The tribunal may be asked to reconsider its decision by either party in writing within 14 days of the final hearing decision. A good reason will be needed for any such request, for example, if new evidence has come to light, or there was a legal mistake made by the tribunal.
Best practice advice for employers
Employment tribunal claims can be avoided if an employer takes a proactive approach to managing workforce risks through preventative measures such as:
- Reviewing workplace policies frequently and checking relevant legislation is current is vital to ensure an employer is not following out-of-date practices and procedure. The onus is on the employer to fully understand their responsibilities towards their employees.
- Ensure all employees have an employment contract which fully and clearly sets out the terms and conditions of their employment; this prevents uncertainty and subsequent disputes arising. Again, ensure all legislation and policies referred to in these contracts are updated regularly.
- Any grievance that does arise between an employer and an employee should be well documented, however small it appears to be. Dealing effectively with a grievance in the early stages prevents a formal dispute occurring down the line.
Employment tribunal procedure FAQs
What is Rule 37 of the employment tribunal procedure rules?

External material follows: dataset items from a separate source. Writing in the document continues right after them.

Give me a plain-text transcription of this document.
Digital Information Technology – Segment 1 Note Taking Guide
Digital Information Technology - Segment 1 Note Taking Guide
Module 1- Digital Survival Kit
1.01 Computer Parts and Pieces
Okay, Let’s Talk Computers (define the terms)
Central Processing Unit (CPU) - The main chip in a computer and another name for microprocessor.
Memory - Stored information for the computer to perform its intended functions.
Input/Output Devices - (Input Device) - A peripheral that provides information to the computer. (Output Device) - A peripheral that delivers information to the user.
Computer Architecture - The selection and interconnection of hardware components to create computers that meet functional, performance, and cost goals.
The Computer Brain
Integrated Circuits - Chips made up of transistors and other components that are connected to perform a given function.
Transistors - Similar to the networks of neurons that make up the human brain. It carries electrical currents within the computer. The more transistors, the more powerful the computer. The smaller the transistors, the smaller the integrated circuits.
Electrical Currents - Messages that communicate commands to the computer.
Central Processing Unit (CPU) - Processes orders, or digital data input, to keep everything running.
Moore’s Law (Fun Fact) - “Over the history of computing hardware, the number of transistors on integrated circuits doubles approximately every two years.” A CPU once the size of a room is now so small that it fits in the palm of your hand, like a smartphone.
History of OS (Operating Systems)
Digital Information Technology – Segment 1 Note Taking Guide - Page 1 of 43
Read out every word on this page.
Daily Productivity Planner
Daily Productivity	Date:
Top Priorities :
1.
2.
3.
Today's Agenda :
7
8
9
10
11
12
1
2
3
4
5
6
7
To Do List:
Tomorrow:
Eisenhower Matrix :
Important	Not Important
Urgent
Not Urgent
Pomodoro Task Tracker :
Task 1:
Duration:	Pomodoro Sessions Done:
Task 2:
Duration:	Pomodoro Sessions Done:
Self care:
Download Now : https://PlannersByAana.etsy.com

Rule 37 gives a tribunal the power, either on its own initiative or on the application by a party, to strike out a claim, or part of a claim at any stage of the proceedings on one of the listed grounds, including where the claim, or the way the claim has been conducted by either party, is vexatious or unreasonable, or where the tribunal rules have not been followed.
What is Rule 30 of the employment tribunal procedure rules?
Rule 30 covers applications for case management orders, which can either be made at a hearing or presented in writing to the tribunal. The tribunal can then either deal with the application in writing or order that it be dealt with at a preliminary or final hearing.
What are the grounds for an employment tribunal claim?
Employment tribunal claims can be brought by an employee against an employer on several grounds. These include unfair dismissal, disability discrimination or unlawful discrimination, or disputes as to wages or redundancy payments.
What is Rule 50 of the employment tribunal procedure rules?
Rule 50 allows the tribunal to make an order, either on its own initiative, or on an application by a party, to prevent or restrict the public disclosure of any aspect of the proceedings in the interests of justice. Orders made include conducting a hearing in private, or not disclosing the identity of certain witnesses or parties referred to in the proceedings.
The matters contained in this article are intended to be for general information purposes only. This article does not constitute legal advice, nor is it a complete or authoritative statement of the law, and should not be treated as such. Whilst every effort is made to ensure that the information is correct, no warranty, express or implied, is given as to its accuracy and no liability is accepted for any error or omission. Before acting on any of the information contained herein, expert legal advice should be sought.